Зато Ренцо, как ни мало ему удалось разнюхать, должен был предаваться чему угодно, но не добродушной беспечности, и потому некоторое время им владела единственная мысль, или, точнее сказать, единственная забота — жить, скрываясь. Легко представить себе, как он горел желанием дать знать о себе Лючии с матерью и получить весточку от них, но тут на пути у него стояло два затруднения. Одно заключалось в том, что ему пришлось бы довериться писцу, потому что бедняга не умел писать, да, собственно, и читать в широком смысле этого слова. И если на вопрос об этом, заданный доктором Крючкотвором, он — как вы, может быть, помните — ответил утвердительно, то это не было хвастовством и, как говорится, втиранием очков. Правда, по-печатному он читать умел, хотя и очень медленно, а вот по-писанному — это уже дело другое. Стало быть, ему приходилось посвящать в свои дела, в свою столь щекотливую тайну третье лицо, а сыскать человека, который умел бы держать в руках перо и на которого можно было бы положиться, в те времена было трудновато, тем более в деревне, где у него не было никаких старых знакомств. Другое затруднение состояло в том, чтобы найти посланца — человека, который ехал бы именно в те места и согласился бы взять с собой письмо, обязавшись его непременно доставить. Совместить всё это в одном человеке тоже ведь дело не лёгкое.

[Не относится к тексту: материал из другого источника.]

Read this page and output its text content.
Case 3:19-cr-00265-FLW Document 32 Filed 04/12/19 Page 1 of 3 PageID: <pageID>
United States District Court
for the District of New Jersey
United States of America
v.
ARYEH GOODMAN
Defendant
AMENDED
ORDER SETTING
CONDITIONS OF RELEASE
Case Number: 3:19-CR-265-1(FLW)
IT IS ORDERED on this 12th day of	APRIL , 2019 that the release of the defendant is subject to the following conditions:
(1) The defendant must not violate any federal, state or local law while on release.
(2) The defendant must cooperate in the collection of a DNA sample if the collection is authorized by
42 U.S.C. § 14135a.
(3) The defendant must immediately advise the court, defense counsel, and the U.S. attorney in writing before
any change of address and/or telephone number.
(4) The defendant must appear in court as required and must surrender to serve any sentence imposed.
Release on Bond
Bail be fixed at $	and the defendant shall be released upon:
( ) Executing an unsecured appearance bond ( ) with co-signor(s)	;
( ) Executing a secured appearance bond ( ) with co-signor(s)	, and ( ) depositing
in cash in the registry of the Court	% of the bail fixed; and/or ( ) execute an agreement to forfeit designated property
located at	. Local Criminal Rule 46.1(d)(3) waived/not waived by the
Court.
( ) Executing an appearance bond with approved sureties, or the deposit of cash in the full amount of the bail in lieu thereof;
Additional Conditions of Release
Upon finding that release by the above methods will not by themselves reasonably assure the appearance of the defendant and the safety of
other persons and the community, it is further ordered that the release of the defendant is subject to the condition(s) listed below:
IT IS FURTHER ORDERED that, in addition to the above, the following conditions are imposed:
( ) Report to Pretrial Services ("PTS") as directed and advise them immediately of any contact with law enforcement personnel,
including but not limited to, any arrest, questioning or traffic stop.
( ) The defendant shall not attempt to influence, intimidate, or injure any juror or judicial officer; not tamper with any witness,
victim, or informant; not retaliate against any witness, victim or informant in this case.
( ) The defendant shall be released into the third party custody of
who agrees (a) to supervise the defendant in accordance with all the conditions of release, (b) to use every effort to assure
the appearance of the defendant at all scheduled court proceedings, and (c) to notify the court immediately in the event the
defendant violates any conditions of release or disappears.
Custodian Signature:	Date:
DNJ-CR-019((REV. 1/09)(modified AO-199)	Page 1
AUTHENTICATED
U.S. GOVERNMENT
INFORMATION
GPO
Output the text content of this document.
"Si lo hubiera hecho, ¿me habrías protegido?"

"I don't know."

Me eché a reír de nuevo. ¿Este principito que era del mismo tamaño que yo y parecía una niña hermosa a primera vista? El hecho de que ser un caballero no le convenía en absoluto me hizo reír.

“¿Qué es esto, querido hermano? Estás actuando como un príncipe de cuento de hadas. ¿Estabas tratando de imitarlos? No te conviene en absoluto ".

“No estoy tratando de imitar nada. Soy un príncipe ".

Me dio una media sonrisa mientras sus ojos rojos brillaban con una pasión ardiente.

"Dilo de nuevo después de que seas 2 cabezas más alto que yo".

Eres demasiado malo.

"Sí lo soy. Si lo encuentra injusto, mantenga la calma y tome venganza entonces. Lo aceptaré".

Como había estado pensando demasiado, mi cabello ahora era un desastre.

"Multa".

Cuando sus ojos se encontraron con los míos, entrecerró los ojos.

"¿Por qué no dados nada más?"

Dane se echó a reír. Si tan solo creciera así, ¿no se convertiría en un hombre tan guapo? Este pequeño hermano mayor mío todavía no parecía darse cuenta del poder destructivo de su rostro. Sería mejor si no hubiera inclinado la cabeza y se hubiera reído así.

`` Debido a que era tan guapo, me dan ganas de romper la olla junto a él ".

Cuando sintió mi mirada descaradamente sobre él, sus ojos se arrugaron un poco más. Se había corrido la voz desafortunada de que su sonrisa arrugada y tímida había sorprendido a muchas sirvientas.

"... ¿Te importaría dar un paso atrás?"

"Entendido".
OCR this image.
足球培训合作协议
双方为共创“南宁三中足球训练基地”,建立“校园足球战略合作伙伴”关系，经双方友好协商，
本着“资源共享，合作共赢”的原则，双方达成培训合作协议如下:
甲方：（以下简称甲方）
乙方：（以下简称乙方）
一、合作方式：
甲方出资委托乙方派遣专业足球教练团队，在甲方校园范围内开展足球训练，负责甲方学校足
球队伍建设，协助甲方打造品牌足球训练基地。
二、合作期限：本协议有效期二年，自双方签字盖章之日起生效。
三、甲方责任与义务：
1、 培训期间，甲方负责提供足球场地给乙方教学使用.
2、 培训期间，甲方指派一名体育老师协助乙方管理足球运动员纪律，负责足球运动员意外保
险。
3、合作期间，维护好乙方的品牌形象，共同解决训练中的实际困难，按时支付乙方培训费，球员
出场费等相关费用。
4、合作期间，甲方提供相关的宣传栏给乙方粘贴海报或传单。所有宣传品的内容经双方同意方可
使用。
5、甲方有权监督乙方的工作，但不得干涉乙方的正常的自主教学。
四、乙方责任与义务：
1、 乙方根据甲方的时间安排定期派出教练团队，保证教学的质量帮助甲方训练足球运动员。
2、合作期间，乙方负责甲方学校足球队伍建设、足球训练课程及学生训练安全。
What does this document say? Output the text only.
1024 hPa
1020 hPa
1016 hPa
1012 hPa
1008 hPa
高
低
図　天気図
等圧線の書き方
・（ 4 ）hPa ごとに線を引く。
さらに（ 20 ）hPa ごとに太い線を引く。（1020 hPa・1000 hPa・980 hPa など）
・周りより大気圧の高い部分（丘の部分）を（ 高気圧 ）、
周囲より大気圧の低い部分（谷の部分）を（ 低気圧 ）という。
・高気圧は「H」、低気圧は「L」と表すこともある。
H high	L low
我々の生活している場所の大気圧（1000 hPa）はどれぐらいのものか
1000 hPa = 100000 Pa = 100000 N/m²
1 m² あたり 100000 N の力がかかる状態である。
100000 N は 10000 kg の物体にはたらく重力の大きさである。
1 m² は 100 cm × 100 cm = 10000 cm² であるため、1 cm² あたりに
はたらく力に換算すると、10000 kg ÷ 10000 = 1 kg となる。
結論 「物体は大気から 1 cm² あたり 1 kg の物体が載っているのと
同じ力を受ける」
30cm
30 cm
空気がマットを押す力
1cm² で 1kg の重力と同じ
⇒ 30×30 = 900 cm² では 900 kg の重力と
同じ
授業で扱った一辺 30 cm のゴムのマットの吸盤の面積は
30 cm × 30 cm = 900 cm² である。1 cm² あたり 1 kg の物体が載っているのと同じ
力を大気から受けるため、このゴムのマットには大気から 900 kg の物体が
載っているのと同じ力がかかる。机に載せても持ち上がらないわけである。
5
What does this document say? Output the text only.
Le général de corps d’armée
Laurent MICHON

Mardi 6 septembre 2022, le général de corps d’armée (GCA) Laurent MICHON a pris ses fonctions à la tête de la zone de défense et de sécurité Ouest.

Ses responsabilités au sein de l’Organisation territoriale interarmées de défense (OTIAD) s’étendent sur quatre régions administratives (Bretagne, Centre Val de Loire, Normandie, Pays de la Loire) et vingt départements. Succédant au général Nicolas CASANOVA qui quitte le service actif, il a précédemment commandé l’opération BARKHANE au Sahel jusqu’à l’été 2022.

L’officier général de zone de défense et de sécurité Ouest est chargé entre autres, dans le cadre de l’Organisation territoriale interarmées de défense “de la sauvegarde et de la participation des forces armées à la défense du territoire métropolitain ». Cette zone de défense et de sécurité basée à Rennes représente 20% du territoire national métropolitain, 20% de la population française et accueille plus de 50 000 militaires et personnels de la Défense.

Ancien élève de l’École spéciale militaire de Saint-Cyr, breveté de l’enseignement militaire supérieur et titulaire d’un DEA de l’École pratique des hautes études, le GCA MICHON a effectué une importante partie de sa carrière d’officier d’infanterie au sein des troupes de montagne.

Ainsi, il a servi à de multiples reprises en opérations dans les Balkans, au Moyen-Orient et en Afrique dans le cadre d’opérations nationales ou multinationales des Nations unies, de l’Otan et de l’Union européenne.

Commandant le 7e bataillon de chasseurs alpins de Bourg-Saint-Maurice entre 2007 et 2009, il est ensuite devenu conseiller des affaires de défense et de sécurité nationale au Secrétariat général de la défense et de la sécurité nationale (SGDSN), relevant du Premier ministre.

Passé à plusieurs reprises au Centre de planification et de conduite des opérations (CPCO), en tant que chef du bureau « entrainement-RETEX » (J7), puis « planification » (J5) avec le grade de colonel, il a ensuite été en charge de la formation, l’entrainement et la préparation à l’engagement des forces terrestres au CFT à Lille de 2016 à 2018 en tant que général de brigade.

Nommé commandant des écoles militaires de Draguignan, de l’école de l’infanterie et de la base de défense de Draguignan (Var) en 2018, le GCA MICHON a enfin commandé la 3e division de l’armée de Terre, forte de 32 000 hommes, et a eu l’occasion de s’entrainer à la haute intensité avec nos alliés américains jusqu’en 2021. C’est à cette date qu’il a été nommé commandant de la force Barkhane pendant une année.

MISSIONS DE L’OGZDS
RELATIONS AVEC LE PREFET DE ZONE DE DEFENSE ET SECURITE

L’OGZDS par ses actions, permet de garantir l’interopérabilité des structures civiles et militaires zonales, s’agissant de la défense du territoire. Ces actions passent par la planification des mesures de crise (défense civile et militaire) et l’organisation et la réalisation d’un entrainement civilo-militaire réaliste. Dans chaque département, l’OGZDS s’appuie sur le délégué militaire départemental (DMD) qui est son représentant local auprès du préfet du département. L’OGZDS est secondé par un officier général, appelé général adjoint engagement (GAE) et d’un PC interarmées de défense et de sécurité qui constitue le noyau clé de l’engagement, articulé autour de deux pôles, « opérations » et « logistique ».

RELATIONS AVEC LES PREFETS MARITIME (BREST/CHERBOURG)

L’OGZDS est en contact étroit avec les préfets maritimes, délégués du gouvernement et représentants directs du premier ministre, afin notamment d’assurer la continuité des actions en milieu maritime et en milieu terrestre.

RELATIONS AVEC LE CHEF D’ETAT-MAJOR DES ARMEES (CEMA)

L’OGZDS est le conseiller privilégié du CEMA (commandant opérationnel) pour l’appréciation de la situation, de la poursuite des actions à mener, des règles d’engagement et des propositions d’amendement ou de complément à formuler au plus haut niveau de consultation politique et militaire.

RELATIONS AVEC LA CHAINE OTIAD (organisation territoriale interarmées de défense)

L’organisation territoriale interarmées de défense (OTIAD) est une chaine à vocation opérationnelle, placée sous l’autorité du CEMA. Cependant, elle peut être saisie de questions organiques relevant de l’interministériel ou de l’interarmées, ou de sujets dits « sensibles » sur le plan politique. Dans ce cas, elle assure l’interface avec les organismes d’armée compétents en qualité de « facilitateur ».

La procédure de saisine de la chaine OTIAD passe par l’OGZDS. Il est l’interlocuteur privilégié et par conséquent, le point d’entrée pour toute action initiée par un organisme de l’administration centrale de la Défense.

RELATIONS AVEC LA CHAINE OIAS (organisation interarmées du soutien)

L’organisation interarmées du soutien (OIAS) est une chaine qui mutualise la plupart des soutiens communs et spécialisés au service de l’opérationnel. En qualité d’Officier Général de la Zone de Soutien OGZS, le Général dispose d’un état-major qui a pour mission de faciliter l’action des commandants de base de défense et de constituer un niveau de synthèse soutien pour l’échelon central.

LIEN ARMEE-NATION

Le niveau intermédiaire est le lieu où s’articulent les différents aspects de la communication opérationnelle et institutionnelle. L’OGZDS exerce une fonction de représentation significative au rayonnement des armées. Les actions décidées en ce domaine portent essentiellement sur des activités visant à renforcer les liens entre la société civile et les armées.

Наконец, после долгих поисков он нашёл человека, который взялся написать за него письмо. Не зная, однако, находятся ли женщины всё ещё в Монце, или где-либо в другом месте, Ренцо решил, что, пожалуй, лучше вложить письмо к Аньезе в другое, адресованное падре Кристофоро. Писец взял на себя заботу и по доставке пакета; он передал его человеку, который должен был проезжать поблизости от Пескаренико, а тот с подробными долгими разъяснениями оставил письмо в остерии на большой дороге, в самом ближайшем к месту назначения пункте. Так как дело шло о пакете, адресованном в монастырь, то туда он и был доставлен, но что произошло с ним дальше, это нам навсегда осталось неизвестным. Ренцо, не получая ответа, попросил написать второе письмо, почти такого же содержания, как и первое, и вложил его в другое, на имя одного своего не то друга, не то родственника из Лекко. Стали опять искать, через кого бы доставить письмо; наконец, нашли, и на этот раз письмо дошло по назначению. Аньезе живо сбегала в Маджанико и попросила своего двоюродного брата Алессио прочитать и растолковать ей письмо. Они вместе сочинили ответ, который и написал Алессио. Нашёлся способ отправить письмо к Антонио Ривольта по месту его жительства, — однако всё это делалось не так быстро, как в нашем рассказе. Ренцо получил ответ и в свою очередь просил отписать. Словом, между обеими сторонами завязалась переписка, не быстрая и не регулярная, с заминками и задержками, однако постоянная.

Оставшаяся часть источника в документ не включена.